Yomi or Yomi-no-kuni (黄泉, 黄泉の国, or 黄泉ノ国) is the Japanese word for the land of the dead (World of Darkness). According to Shinto mythology as related in Kojiki, this is where the dead go in the afterlife. Once one has eaten at the hearth of Yomi it is (mostly) impossible to return to the land of the living. Yomi is most commonly known for Izanami's retreat to that place after her death. Izanagi followed her there and upon his return he washed himself, creating Amaterasu from his left eye, Susanoo from his nostrils, and Tsukuyomi-no-Mikoto from his right eye in the process.

This realm of the dead shares geographical continuity with the living world, where souls "remain eternally in Japan." Yomi cannot be thought of as a paradise to which one would aspire, nor can it appropriately be described as a hell in which one suffers retribution for past deeds; rather, all deceased carry on a gloomy and shadowy existence in perpetuity, regardless of their behavior in life. Some "suggest that the concept of a life after death was not a familiar one to the ancient Japanese and it only took form with the introduction of Buddhism from China in the 6th century CE." Scholars believe that the image of Yomi was derived from ancient Japanese tombs in which corpses were left for some time to decompose, an image believed to reflect the structure of the burial mounds (kofun) of the late Kofun period.

The kanji that are sometimes used to transcribe Yomi actually refer to the mythological Chinese realm of the dead called Diyu or Huángquán (黄泉, lit. "Yellow Springs"), which appears in Chinese texts as early as the eighth century BCE. This dark and vaguely defined realm was believed to be located beneath the earth, but it was not until the Han dynasty that the Chinese had a clearly articulated conception of an underworld below in contrast with a heavenly realm above.

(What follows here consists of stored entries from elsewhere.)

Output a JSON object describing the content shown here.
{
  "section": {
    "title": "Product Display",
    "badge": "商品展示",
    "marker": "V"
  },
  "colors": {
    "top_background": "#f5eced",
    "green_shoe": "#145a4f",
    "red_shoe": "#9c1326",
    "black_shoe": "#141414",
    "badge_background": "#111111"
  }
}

The characters are jukujikun, i.e. were used without regard to the actual meaning of the word Yomi, which is unknown. With regard to Japanese mythology, Yomi is generally taken by commentators to lie beneath the earth and is part of a triad of locations discussed in Kojiki: Takamahara (高天原, also: Takamagahara), Ashihara-no-Nakatsukuni (葦原の中つ国), and Yomo-tsu-kuni (黄泉国) or Yomi-no-Kuni (黄泉の国). Yomi has also often been associated with the mythological realm of Ne-no-kuni (根の国), also known as Ne-no-Katasukuni (根の堅洲国), the underground realm to which Izanagi banished his son Susanoo.

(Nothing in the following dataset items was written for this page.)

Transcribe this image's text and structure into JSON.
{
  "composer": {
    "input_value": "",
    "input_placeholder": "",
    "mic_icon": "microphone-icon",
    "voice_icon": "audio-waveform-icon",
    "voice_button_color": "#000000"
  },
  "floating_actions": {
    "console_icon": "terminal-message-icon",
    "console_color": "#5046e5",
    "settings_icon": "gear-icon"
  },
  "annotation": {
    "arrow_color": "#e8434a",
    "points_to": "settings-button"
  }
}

According to Shinto, Yomi is ruled over by Izanami no Mikoto, the Grand Deity of Yomi (Yomo-tsu-Ōkami 黄泉大神). According to Kojiki, the entrance to Yomi lies in Izumo province and was sealed off by Izanagi upon his flight from Yomi, at which time he permanently blocked the entrance by placing a massive boulder (Chigaeshi no ōkami 道反の大神) at the base of the slope that leads to Yomi (Yomotsu Hirasaka 黄泉平坂 or 黄泉比良坂). Upon his return to Ashihara-no-Nakatsukuni, Izanagi noted that Yomi is a "polluted land" (kegareki kuni). This opinion reflects the traditional Shinto association between death and pollution, or (kegare). Susanoo later became lord of this same realm, subjecting Ōkuninushi to a series of trials there when he fled to it.

==Christian uses==
Some Japanese Christian texts use 黄泉 to refer to what is called Hell in the English versions. For example, "Revelation 6:8",

Sometimes 黄泉 means Hades or Sheol, whereas 地獄 means Gehenna. However 陰府 (yomi) is used in some translations.